Environment variables for sensitive data

# config.py
import os

class Config:
    SECRET_KEY = os.environ.get('SECRET_KEY') or 'hard-to-guess-string'
    SQLALCHEMY_DATABASE_URI = os.environ.get('DATABASE_URL')
    # other configuration variables

# docker-compose.yml (excerpt)
services:
  flask:
    # ... other configuration
    environment:
      - SECRET_KEY=${SECRET_KEY}
      - DATABASE_URL=${DATABASE_URL}

HTTPS configuration with Let's Encrypt

# nginx/nginx.conf
server {
    listen 80;
    server_name example.com;
    return 301 https://$host$request_uri;
}

server {
    listen 443 ssl;
    server_name example.com;

    ssl_certificate /etc/letsencrypt/live/example.com/fullchain.pem;
    ssl_certificate_key /etc/letsencrypt/live/example.com/privkey.pem;
    ssl_protocols TLSv1.2 TLSv1.3;
    ssl_prefer_server_ciphers on;
    ssl_ciphers "EECDH+AESGCM:EDH+AESGCM:AES256+EECDH:AES256+EDH";
    ssl_session_cache shared:SSL:10m;

    location / {
        proxy_pass http://flask:5000;
        proxy_set_header Host $host;
        proxy_set_header X-Real-IP $remote_addr;
        proxy_set_header X-Forwarded-For $proxy_add_x_forwarded_for;
        proxy_set_header X-Forwarded-Proto $scheme;
    }
}

Best practices and common pitfalls

Best practices

Use application factories: Makes testing and configuration easier
Environment-specific configuration: Different settings for development, testing, and production
Health checks: Monitor application health and restart when necessary
Graceful shutdown: Handle termination signals properly
Connection pooling: Optimize database connections

Common pitfalls

Overloading worker processes: Leads to degraded performance
Memory leaks: Gradually consume all available memory
Inadequate error handling: Causes application crashes
Misconfigured proxy headers: Security vulnerabilities and broken functionality
Improper static file handling: Performance issues

Conclusion

Properly deploying Flask in a production environment requires careful consideration of various components.

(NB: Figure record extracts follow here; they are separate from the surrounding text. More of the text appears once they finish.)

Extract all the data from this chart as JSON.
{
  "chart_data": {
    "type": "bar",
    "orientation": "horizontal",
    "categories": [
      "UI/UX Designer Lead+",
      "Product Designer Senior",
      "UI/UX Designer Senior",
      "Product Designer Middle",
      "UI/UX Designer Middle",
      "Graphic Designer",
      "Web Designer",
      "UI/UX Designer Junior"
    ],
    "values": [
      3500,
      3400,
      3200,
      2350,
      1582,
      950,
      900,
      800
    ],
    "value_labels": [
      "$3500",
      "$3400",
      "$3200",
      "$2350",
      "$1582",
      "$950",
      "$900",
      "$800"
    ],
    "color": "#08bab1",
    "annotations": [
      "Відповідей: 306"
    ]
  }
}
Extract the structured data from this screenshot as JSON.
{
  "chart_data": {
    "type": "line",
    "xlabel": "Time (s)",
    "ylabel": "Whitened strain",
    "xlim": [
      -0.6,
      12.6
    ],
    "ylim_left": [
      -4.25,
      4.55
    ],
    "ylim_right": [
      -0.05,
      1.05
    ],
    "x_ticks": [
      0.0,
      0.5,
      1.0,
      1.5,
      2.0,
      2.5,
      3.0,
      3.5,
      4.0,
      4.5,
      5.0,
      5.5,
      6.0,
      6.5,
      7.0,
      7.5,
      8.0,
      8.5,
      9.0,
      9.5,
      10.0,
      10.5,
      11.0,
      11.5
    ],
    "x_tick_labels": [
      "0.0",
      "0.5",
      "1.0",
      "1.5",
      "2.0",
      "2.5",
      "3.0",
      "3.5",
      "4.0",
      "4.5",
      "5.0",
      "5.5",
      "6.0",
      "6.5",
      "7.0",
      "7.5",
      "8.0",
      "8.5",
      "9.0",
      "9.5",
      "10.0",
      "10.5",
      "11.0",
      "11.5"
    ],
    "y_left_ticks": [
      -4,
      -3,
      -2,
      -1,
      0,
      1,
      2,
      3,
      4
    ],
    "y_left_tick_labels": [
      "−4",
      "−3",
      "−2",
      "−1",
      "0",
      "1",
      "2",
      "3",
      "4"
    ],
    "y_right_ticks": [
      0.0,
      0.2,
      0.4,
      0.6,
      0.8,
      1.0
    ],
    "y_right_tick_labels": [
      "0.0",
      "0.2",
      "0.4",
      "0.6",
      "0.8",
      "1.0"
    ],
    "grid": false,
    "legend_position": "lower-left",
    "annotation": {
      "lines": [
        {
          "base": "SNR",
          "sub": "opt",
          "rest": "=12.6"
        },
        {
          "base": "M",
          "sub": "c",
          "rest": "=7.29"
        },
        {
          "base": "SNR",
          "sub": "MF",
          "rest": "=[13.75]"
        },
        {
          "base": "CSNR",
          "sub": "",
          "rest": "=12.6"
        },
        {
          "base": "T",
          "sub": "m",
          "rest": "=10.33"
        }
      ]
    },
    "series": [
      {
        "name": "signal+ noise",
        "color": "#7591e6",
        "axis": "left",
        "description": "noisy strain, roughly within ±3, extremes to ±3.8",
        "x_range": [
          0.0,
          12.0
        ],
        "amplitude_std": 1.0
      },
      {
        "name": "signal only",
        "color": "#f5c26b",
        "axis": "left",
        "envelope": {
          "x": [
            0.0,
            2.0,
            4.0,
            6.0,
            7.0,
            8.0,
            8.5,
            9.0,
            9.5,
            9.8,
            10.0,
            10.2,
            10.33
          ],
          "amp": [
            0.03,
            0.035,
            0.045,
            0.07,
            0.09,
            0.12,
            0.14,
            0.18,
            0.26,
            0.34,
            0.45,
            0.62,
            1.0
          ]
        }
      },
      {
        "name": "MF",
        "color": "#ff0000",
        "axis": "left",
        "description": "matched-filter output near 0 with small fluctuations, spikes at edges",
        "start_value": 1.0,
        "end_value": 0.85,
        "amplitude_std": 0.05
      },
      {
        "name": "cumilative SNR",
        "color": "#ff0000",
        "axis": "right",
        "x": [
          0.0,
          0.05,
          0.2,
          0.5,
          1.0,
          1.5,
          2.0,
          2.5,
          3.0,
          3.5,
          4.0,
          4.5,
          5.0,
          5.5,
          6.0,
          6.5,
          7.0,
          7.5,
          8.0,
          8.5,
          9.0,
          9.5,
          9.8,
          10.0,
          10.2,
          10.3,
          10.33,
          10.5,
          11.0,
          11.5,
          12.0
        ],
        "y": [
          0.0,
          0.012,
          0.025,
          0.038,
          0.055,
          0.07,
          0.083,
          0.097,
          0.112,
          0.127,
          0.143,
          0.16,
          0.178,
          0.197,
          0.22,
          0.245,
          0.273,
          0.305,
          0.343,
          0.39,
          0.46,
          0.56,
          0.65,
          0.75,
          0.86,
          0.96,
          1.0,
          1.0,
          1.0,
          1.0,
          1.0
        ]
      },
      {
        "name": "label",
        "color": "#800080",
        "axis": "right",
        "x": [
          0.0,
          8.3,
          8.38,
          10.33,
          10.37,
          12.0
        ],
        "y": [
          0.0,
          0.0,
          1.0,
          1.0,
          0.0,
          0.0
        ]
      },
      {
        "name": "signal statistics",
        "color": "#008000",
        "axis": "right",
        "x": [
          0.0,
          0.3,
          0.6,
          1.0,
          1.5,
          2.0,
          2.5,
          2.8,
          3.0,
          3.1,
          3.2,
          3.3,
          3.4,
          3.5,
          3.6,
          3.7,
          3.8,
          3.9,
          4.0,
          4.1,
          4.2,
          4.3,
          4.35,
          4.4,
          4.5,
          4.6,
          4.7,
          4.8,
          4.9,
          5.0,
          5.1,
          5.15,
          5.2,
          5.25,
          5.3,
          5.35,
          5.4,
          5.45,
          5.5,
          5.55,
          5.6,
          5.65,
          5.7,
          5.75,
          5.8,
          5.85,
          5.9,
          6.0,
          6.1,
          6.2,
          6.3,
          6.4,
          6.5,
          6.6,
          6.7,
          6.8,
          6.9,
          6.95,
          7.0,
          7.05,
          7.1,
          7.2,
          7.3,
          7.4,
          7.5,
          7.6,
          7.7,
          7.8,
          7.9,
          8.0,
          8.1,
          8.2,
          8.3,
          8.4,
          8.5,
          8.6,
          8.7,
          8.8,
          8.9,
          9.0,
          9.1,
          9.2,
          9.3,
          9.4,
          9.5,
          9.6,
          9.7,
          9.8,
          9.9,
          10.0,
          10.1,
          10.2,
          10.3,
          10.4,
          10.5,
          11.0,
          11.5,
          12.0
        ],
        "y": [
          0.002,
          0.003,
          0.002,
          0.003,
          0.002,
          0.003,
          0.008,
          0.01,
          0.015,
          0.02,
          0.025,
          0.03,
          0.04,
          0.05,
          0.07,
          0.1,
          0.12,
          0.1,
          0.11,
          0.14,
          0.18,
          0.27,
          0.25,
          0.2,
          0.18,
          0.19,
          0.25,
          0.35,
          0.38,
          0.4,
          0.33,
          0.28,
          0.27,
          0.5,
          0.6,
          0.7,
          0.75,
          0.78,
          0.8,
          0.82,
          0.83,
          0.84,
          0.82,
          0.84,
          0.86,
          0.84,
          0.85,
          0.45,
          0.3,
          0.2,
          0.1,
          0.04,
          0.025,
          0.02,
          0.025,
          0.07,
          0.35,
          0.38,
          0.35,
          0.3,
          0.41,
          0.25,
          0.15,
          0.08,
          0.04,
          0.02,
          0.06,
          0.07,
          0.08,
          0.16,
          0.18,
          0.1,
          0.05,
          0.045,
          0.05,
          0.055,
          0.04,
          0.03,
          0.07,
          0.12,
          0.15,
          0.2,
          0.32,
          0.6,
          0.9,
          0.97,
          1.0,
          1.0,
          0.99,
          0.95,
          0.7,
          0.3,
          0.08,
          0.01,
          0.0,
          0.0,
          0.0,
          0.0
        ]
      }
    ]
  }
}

Docker provides an excellent platform for creating consistent, isolated, and scalable deployments. By following the best practices outlined in this guide, you can ensure your Flask application is robust, performant, and maintainable in production.

For your next steps, consider exploring more advanced topics such as blue-green deployments, A/B testing infrastructure, and automated scaling based on traffic patterns. These approaches can further enhance your Flask application's reliability and performance in production environments.